What are some of the best "Minute to Win It" challenges that have worked for you in the past?


----------



## texaslucky (Feb 25, 2014)

I love your games. I am working on this as we speak. Lots of fun things here. I also got a lot of ideas from Printersdevil's Pinterest board. I think there are even some of the minute to win it ones. I think that would even be a fun theme with people dressed in something like super hero costumes.

Halloween party games

I am going to use a few of yours too. Great stuff. This Forum and members are the BEST!!!!


----------



## Abysome1 (Aug 8, 2014)

Thx Lucky, lots of possibilities for games on that pinterest page. One of my friends suggested that the player chooses a partner to play with and has to get _____ right in that Heads Up game that Ellen Degeneres plays. I think that might be a crowd pleaser.


----------



## printersdevil (Sep 7, 2009)

I almost bought a couple of sets of Head banz at GW yesterday. They were new and only $3 and the adult version. I have never played, but thought I could maybe change out the cards for Hallooween or horror related ones and/or picture type ones for kids. Hummmm.... may go back for them.


----------



## dkberg (Aug 31, 2012)

One of my favorites isn't really a bad consequence, but I have a few in there where you have to get your picture taken with everyone at the party. So, I have a digital camera available and hand if off or follow them around while they get it done.
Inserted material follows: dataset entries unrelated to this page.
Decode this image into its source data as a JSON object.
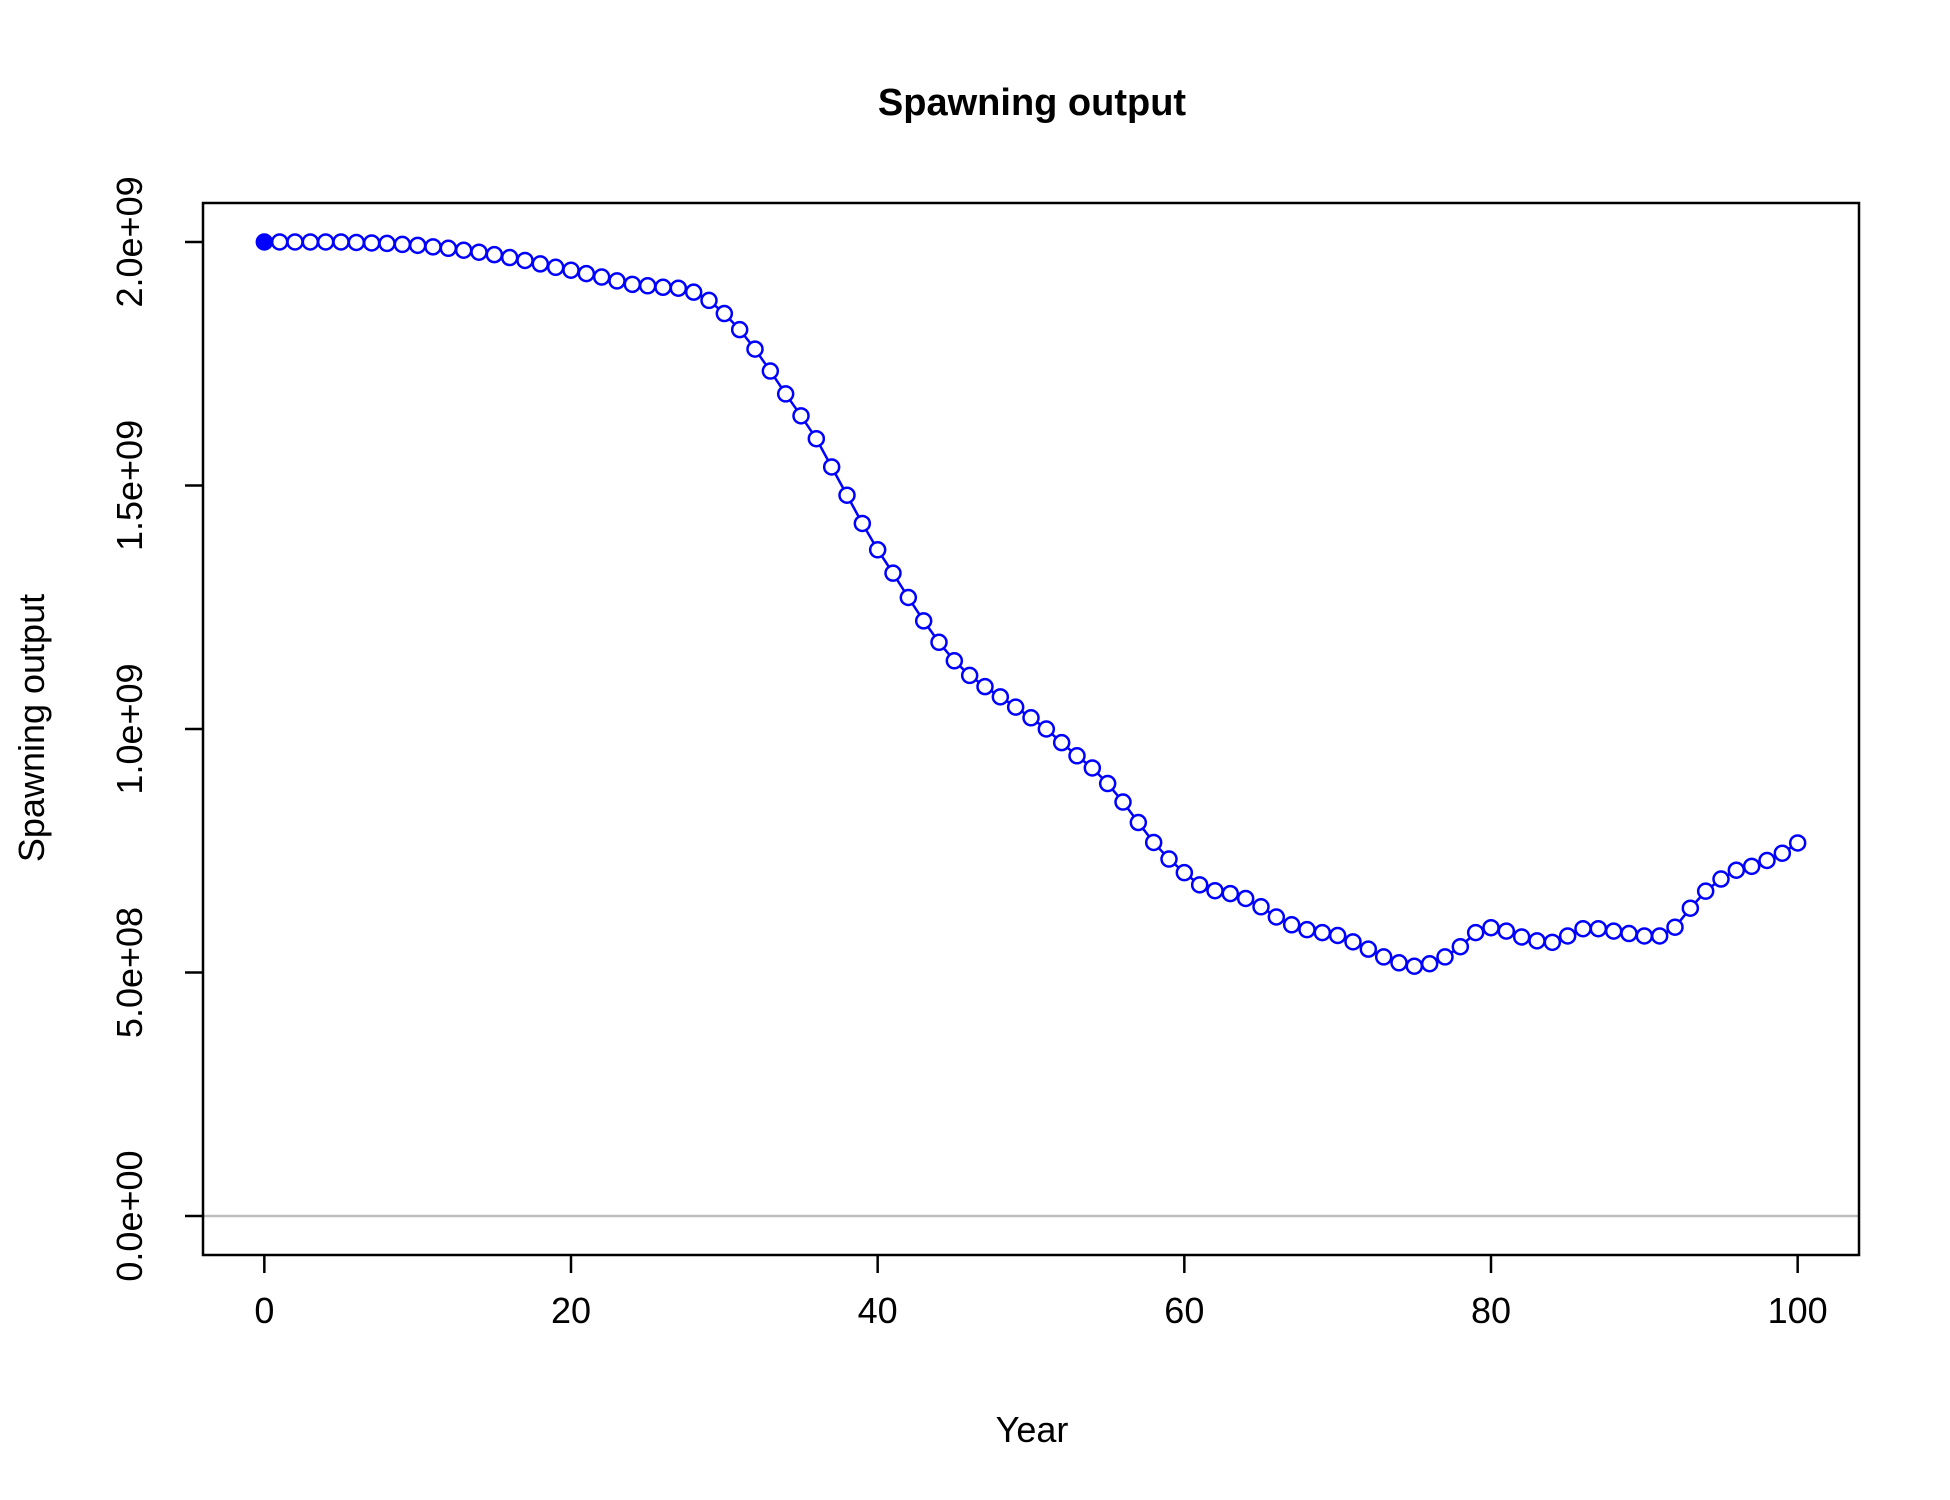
{
  "chart_data": {
    "type": "line",
    "title": "Spawning output",
    "xlabel": "Year",
    "ylabel": "Spawning output",
    "xlim": [
      -4,
      104
    ],
    "ylim": [
      -80000000.0,
      2080000000.0
    ],
    "xticks": [
      0,
      20,
      40,
      60,
      80,
      100
    ],
    "xtick_labels": [
      "0",
      "20",
      "40",
      "60",
      "80",
      "100"
    ],
    "yticks": [
      0,
      500000000,
      1000000000,
      1500000000,
      2000000000
    ],
    "ytick_labels": [
      "0.0e+00",
      "5.0e+08",
      "1.0e+09",
      "1.5e+09",
      "2.0e+09"
    ],
    "reference_line": {
      "y": 0,
      "color": "#bebebe"
    },
    "grid": false,
    "legend": "none",
    "series": [
      {
        "color": "#0000ff",
        "marker": "open-circle",
        "first_point_marker": "filled-circle",
        "x": [
          0,
          1,
          2,
          3,
          4,
          5,
          6,
          7,
          8,
          9,
          10,
          11,
          12,
          13,
          14,
          15,
          16,
          17,
          18,
          19,
          20,
          21,
          22,
          23,
          24,
          25,
          26,
          27,
          28,
          29,
          30,
          31,
          32,
          33,
          34,
          35,
          36,
          37,
          38,
          39,
          40,
          41,
          42,
          43,
          44,
          45,
          46,
          47,
          48,
          49,
          50,
          51,
          52,
          53,
          54,
          55,
          56,
          57,
          58,
          59,
          60,
          61,
          62,
          63,
          64,
          65,
          66,
          67,
          68,
          69,
          70,
          71,
          72,
          73,
          74,
          75,
          76,
          77,
          78,
          79,
          80,
          81,
          82,
          83,
          84,
          85,
          86,
          87,
          88,
          89,
          90,
          91,
          92,
          93,
          94,
          95,
          96,
          97,
          98,
          99,
          100
        ],
        "values": [
          2000000000.0,
          2000000000.0,
          2000000000.0,
          2000000000.0,
          2000000000.0,
          2000000000.0,
          1999000000.0,
          1998000000.0,
          1997000000.0,
          1995000000.0,
          1993000000.0,
          1990000000.0,
          1987000000.0,
          1983000000.0,
          1979000000.0,
          1974000000.0,
          1968000000.0,
          1962000000.0,
          1955000000.0,
          1948000000.0,
          1942000000.0,
          1935000000.0,
          1928000000.0,
          1920000000.0,
          1913000000.0,
          1910000000.0,
          1907000000.0,
          1905000000.0,
          1897000000.0,
          1880000000.0,
          1853000000.0,
          1820000000.0,
          1780000000.0,
          1735000000.0,
          1688000000.0,
          1643000000.0,
          1596000000.0,
          1538000000.0,
          1480000000.0,
          1422000000.0,
          1368000000.0,
          1320000000.0,
          1270000000.0,
          1222000000.0,
          1178000000.0,
          1140000000.0,
          1110000000.0,
          1087000000.0,
          1066000000.0,
          1045000000.0,
          1023000000.0,
          1000000000.0,
          972000000.0,
          945000000.0,
          920000000.0,
          888000000.0,
          850000000.0,
          808000000.0,
          767000000.0,
          733000000.0,
          705000000.0,
          680000000.0,
          668000000.0,
          662000000.0,
          652000000.0,
          635000000.0,
          614000000.0,
          598000000.0,
          588000000.0,
          582000000.0,
          576000000.0,
          563000000.0,
          548000000.0,
          532000000.0,
          520000000.0,
          513000000.0,
          518000000.0,
          532000000.0,
          553000000.0,
          582000000.0,
          592000000.0,
          585000000.0,
          573000000.0,
          565000000.0,
          562000000.0,
          575000000.0,
          590000000.0,
          590000000.0,
          585000000.0,
          580000000.0,
          575000000.0,
          575000000.0,
          593000000.0,
          632000000.0,
          667000000.0,
          692000000.0,
          710000000.0,
          718000000.0,
          730000000.0,
          745000000.0,
          766000000.0
        ]
      }
    ]
  }
}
It is great for me at the end of the party because then I know I have gotten everyone's picture and it is good for mingling. There are some pretty hilarious poses that come out of it in the long run.


----------



## Abysome1 (Aug 8, 2014)

Devil lots of great games on your pinterest page. DK that sounds like a great idea and i'm sure it will get alot of hilarious pictures out of it. Good Stuff.


----------



## QueenHalloween (Oct 9, 2013)

Love your Tempt Your Fate ideas!!

Last year we did the Winking Game and it was a hit. We are thinking of spicing it up and also doing the Tempt Your Fate game simultaneously. Do you think that's a bit too much? We really don't have any other activities because we are in such a small space.


----------



## Abysome1 (Aug 8, 2014)

Hiya Queen, a game we have been playing at the last few christmas parties has been a lot of fun and will work well in large or small spaces. I'm sure there is
a specific name for it but its basically giving everyone a nametag with a holiday related name ( ex.- Mayor Bergermeister Meisterberger ). During the party
you have to use there nametag name and not there real name. If you use someone's real name you get a small black sticker put on your nametag and if
you catch someone using a real name you get a red sticker. At the end of the night the person with the most red stickers gets introduced as the Name
Sheriff and recieves a prize. The person with the most black stickers has to sing Rudolph the Red-nosed Reindeer to everyone. Just change it up to any 
Halloween theme. It has been hilariously fun and everyone gets a kick out of it


----------



## printersdevil (Sep 7, 2009)

You could use one of those name generators on FB to come up with various names for say witches, monsters, etc.


----------



## Ashleigh7 (Jun 24, 2011)

queen--We play both every year.. we set up the winking murder game to play through out the night.. I just make sure the murder is someone who is going to be there most of the night.. and the death cards are by the door on our butler for the guest to pick up with the rules and how they must die. then the tempt the fate is set up in balloons on the side rules posted by the balloons and then randomly through the night people will pop balloons once 1 person does it then everyone wants too...


----------



## Vater (Oct 10, 2014)

Last year at our party we had the winking murder game and tempt your fate going on simultaneously. This year we'll be going with just Tempt Your Fate cause that was a lot of fun.


----------